Following up on an item from last month, Tricon General Construction of Dubuque was awarded the contract for Phase 2 of the Terry Trueblood Recreational Area project. Tricon’s bid of $1,192,089.00 was some $51,000 lower than that of McComas-Lacina of Iowa City; the project will be funded by a $200,000 REAP (Resource Enhancement and Protection) grant, and by bond proceeds.
Towncrest wants tax increment financing for neighborhood improvements. Good for Towncrest. Well, good for some of Towncrest, as it’s generally considered; the Towncrest Urban Renewal Plan extends north of Muscatine to include Hy-Vee, Walgreen’s, and…you get the picture. Some heavily residential areas of Towncrest aren’t included in the plan’s estimated $15 million in city money for “initial anticipated projects,” but several non-Towncrest business properties are. Which seems an interesting approach to helping a neighborhood described in the city’s agenda as having “conditions of slum and blight,” a neighborhood for whom serious action is needed “in the interest of the public health, safety or welfare of the residents of the city.” You had us at slum and blight, councillors.

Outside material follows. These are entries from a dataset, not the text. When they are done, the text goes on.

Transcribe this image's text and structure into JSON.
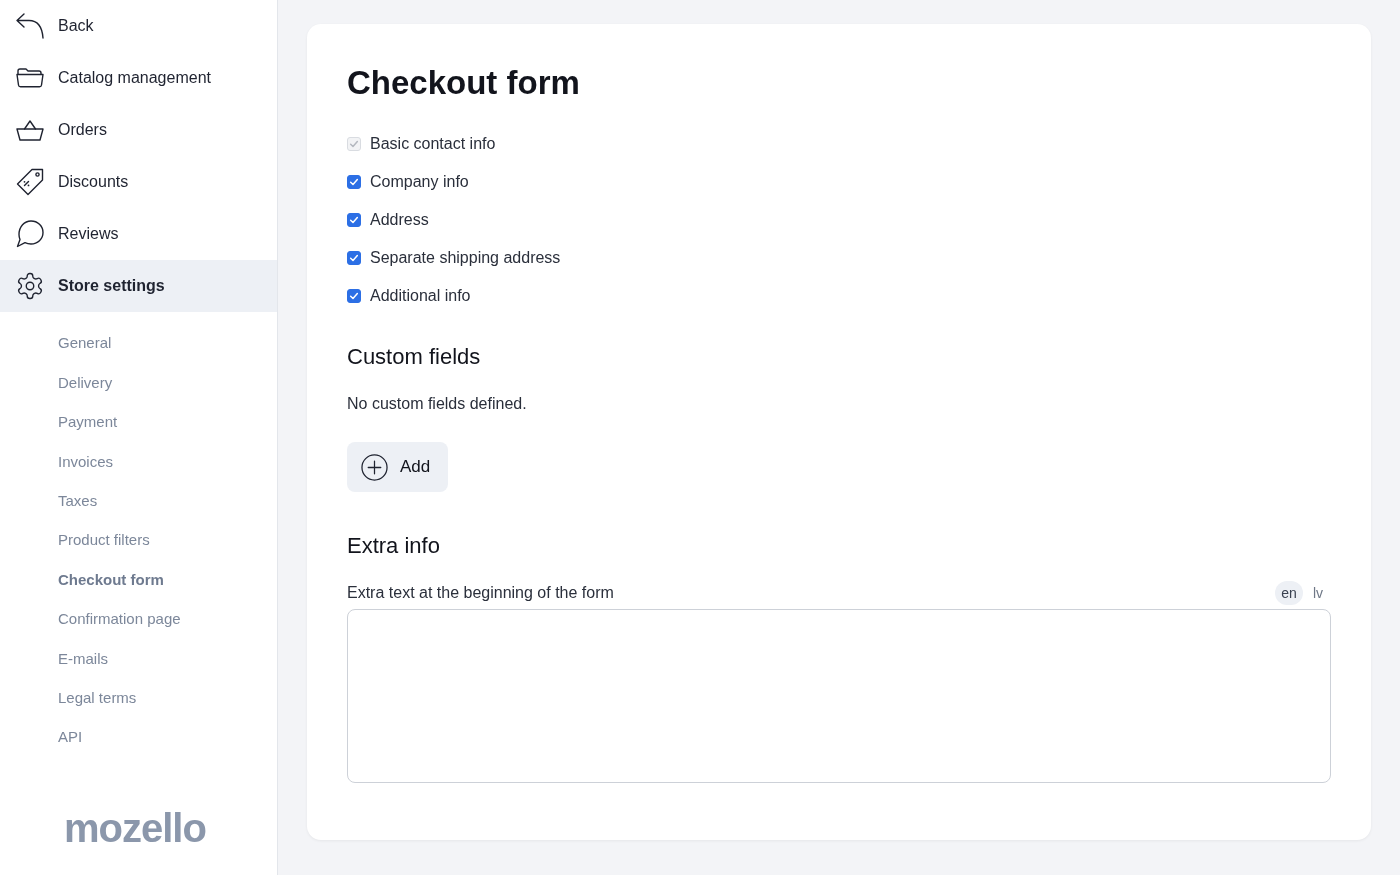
{
  "sidebar": {
    "back_link": "Back",
    "items": [
      {
        "label": "Catalog management",
        "selected": false
      },
      {
        "label": "Orders",
        "selected": false
      },
      {
        "label": "Discounts",
        "selected": false
      },
      {
        "label": "Reviews",
        "selected": false
      },
      {
        "label": "Store settings",
        "selected": true
      }
    ],
    "subitems": [
      {
        "label": "General",
        "selected": false
      },
      {
        "label": "Delivery",
        "selected": false
      },
      {
        "label": "Payment",
        "selected": false
      },
      {
        "label": "Invoices",
        "selected": false
      },
      {
        "label": "Taxes",
        "selected": false
      },
      {
        "label": "Product filters",
        "selected": false
      },
      {
        "label": "Checkout form",
        "selected": true
      },
      {
        "label": "Confirmation page",
        "selected": false
      },
      {
        "label": "E-mails",
        "selected": false
      },
      {
        "label": "Legal terms",
        "selected": false
      },
      {
        "label": "API",
        "selected": false
      }
    ],
    "logo": "mozello"
  },
  "form": {
    "title": "Checkout form",
    "checkboxes": [
      {
        "label": "Basic contact info",
        "checked": true,
        "disabled": true
      },
      {
        "label": "Company info",
        "checked": true,
        "disabled": false
      },
      {
        "label": "Address",
        "checked": true,
        "disabled": false
      },
      {
        "label": "Separate shipping address",
        "checked": true,
        "disabled": false
      },
      {
        "label": "Additional info",
        "checked": true,
        "disabled": false
      }
    ],
    "custom_fields": {
      "heading": "Custom fields",
      "empty_text": "No custom fields defined.",
      "add_button": "Add"
    },
    "extra_info": {
      "heading": "Extra info",
      "field_label": "Extra text at the beginning of the form",
      "languages": [
        {
          "label": "en",
          "selected": true
        },
        {
          "label": "lv",
          "selected": false
        }
      ]
    }
  }
}
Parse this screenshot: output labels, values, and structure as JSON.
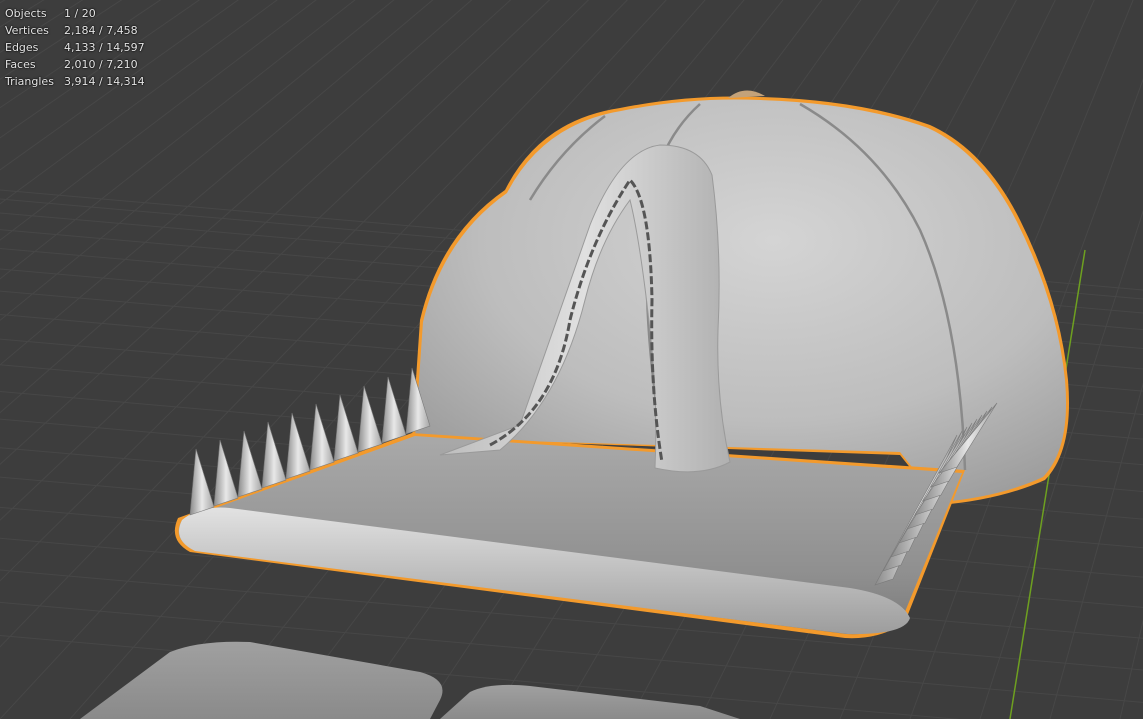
{
  "viewport": {
    "background": "#3d3d3d",
    "grid_color": "#4a4a4a",
    "y_axis_color": "#6ea020",
    "selection_outline": "#f39a2c",
    "mesh_color": "#b8b8b8"
  },
  "stats": [
    {
      "label": "Objects",
      "value": "1 / 20"
    },
    {
      "label": "Vertices",
      "value": "2,184 / 7,458"
    },
    {
      "label": "Edges",
      "value": "4,133 / 14,597"
    },
    {
      "label": "Faces",
      "value": "2,010 / 7,210"
    },
    {
      "label": "Triangles",
      "value": "3,914 / 14,314"
    }
  ]
}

Not that Towncrest is a bad little neighborhood at all: I’m there a few times a week, and never the worse for wear. I’d move there myself, gladly, provided my neighbors didn’t take the tip, too. But the plan’s first seven goals all have to do with economic development, and the eighth feels like a throw-in: “Foster strong community neighborhoods with a mix of housing, churches, schools, recreation facilities, commercial areas, and historic landmarks.” Which seems a bit yadda-yadda. Economic development can be a lynchpin of community cohesion–the southeast side would benefit if folks there were able to buy their kids’ shoes from Mary’s store down the block rather than having little recourse but to buy them from a chain store on Highway 6, for example–but this looks less like a considered, responsive investment in a particular community than an Iowa-City-inflected pitch for infrastructure improvements geared toward retaining existing corporate entities.
Finally, a polite request to get off your duffs and help run our city. As of this writing, the city was looking for folks to serve on the Board of Appeals, the Youth Advisory Board, the Airport Commission, the Public Art Advisory Commission, all sorts of fun boards and commissions and such. The list of opportunities may have changed by the time you read this, but it’d still be a fine idea to hit the city’s web site (www.icgov.org) or visit City Hall, where announcements of vacancies are posted in the lobby. Thanks.